Response of a Unit Owners in Attendance
A unit owner and his spouse asked to make a statement. They took the opportunity to complain that they were very unhappy that renters were prohibited from attending association meetings. The president indicated this could be the topic in the future. I asked for and was granted the floor.

I addressed the couple. "Our bylaws state "Meetings of the Board shall be open to any Unit Owner...". The board cannot do what it is being asked to do. It does not have the power to change the bylaws and grant what you are asking. However, there are procedures to change the bylaws and you are free to organize the ownership to do so." One of the couple stated "what you are asking us to do is impossible" and his spouse argued that it was "unfair" to exclude renters.

The conversation ended at that point. I disagree this is an impossible task. The board arbitrarily and illegally changing the bylaws is not possible, or at the very least, it should be impossible. However, organizing unit owners to change the bylaws is legal and is certainly possible, but difficult.

Immediately after the meeting. I was congratulated by several unit owners and some members of the board. I was ignored by others. I was also accosted by one owner who made it a point of telling me "You are full of s**t." Another, who wanted renters to attend board meetings, made it a point of repeatedly insulting me.

General Observations
Frankly, I don't take this personally. True, I don't like the insults, but "it is what it is". I do understand that I am dealing with some very unhappy people here at BLMH. I view that as not of our, as in "this association's" making, but as a consequence of the social and economic forces that created this particular group of people. We are powerless to do what would be required to make these people happy.

We now have a few owners who intended to get on the "make money through real estate" bandwagon. They find that they purchased at, or near, the top of the market and cannot sell at what they feel is a reasonable price. Others purchased 25 or 30 years ago, and would love to sell and move to somewhere else in retirement. They too cannot sell at what they believe is a reasonable price. Others purchased what they perceived to be a reasonably priced piece of real estate and intend to "move up" to a house or something better in a few years. For them, BLMH is a stop along the way. And others purchased to have a place to live, have no immediate plans to move on, and are reasonably contented.

For those with no immediate plans, living at BLMH is probably a pleasant experience. For those who want to sell but cannot because they are asking a price that the market will not meet, this is an unpleasant experience. I suspect some feel trapped here. Those are the ones to be watchful of. They may be angry, spiteful and disruptive.

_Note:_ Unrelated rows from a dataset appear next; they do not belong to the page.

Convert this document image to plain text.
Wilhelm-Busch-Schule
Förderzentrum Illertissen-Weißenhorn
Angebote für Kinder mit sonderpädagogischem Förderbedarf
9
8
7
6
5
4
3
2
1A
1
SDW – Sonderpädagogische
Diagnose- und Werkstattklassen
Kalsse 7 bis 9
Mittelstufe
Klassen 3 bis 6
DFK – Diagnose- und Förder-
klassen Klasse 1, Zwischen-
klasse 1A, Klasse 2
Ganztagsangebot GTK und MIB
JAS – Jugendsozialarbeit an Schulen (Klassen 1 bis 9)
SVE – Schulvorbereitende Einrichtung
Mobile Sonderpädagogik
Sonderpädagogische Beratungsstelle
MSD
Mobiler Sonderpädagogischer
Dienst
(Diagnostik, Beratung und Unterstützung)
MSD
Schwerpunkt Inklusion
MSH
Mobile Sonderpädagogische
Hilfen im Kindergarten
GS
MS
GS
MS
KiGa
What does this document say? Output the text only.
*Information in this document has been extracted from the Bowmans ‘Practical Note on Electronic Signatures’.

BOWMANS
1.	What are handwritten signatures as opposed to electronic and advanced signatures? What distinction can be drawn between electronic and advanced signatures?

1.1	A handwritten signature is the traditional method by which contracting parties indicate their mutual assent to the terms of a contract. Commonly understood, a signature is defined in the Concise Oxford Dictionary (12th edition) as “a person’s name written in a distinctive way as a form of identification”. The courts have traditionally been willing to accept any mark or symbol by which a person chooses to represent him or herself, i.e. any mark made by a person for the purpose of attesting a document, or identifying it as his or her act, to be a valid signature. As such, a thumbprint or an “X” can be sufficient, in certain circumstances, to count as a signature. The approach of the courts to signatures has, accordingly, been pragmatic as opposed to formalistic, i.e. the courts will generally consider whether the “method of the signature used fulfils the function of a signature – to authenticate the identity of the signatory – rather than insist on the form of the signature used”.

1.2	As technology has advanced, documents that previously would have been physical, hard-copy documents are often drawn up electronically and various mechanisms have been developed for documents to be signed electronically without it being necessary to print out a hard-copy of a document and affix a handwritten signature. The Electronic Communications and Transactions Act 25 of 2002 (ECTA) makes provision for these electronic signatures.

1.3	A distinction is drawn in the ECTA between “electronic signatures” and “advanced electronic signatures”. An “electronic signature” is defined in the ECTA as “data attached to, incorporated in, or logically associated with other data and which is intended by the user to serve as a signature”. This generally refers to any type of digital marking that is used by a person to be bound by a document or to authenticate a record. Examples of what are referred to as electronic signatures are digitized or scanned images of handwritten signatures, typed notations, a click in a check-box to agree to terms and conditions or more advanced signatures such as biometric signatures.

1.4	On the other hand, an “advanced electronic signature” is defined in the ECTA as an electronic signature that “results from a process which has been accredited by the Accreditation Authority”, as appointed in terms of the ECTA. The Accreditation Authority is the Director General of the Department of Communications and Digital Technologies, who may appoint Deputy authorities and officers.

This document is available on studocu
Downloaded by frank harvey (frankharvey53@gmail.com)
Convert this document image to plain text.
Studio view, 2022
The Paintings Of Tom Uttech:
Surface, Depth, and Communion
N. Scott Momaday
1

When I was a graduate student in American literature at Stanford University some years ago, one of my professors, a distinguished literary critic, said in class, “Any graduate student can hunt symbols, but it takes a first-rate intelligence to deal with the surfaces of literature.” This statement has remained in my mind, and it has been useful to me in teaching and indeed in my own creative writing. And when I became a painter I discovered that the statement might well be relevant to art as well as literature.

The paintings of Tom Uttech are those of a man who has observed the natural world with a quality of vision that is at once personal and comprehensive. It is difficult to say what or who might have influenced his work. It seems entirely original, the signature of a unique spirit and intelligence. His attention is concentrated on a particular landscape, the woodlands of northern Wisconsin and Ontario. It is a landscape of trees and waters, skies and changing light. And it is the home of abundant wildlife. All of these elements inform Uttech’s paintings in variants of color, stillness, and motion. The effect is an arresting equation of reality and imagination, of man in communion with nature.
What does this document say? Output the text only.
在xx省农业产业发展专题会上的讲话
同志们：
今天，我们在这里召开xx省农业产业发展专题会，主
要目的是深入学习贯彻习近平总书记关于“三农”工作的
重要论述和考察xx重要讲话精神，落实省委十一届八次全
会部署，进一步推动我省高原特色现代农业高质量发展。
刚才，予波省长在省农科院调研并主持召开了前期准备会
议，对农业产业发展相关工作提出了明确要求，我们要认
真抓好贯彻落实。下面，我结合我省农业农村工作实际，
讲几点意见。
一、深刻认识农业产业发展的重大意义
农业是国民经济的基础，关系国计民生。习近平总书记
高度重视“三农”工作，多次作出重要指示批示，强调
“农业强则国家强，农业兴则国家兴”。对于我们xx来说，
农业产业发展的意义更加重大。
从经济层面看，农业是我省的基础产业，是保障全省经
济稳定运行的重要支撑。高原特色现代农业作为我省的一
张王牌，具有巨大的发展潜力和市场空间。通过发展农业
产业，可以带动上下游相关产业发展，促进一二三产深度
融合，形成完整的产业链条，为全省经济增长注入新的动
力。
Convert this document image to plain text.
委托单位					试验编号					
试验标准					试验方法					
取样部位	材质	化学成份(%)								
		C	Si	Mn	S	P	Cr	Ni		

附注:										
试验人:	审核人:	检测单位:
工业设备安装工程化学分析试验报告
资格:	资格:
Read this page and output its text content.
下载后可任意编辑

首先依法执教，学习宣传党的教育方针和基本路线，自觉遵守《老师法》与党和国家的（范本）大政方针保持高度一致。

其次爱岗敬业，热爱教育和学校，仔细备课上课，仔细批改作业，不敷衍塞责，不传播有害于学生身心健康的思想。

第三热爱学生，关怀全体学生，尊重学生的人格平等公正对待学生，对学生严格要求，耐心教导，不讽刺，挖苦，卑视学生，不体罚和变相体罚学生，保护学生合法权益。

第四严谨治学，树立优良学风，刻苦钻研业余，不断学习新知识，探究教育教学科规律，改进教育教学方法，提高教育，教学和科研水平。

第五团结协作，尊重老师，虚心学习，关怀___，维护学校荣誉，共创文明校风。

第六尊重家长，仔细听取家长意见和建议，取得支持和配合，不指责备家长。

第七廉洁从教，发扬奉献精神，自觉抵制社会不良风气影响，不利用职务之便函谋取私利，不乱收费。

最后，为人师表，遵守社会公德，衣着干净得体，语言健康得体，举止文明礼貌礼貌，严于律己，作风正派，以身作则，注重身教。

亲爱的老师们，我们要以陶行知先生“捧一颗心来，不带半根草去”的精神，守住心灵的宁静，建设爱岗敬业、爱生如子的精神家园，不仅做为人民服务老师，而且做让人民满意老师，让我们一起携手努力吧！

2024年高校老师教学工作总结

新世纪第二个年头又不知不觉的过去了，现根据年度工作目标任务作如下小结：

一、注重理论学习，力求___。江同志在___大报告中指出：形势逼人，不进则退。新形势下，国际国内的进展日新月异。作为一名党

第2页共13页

Comments, Corrections, Omissions, References, Miscellaneous News
Note 1. In the original post, I omitted the question by a unit owner regarding the amount of money owed by unit owners to the association. the president answered the question and confirmed the statement made in our mailing to the unit owners. These fees are important because money uncollected is money that cannot be spent, because it is unavailable. Recent boards have not adjusted our budgets for this reality. With the combination of last year's 0 percent increase, it would seem they are spending money we don't have. The question I have is "How long can this continue?" I suspect it isn't very long at all, but perhaps long enough to make it through the next election!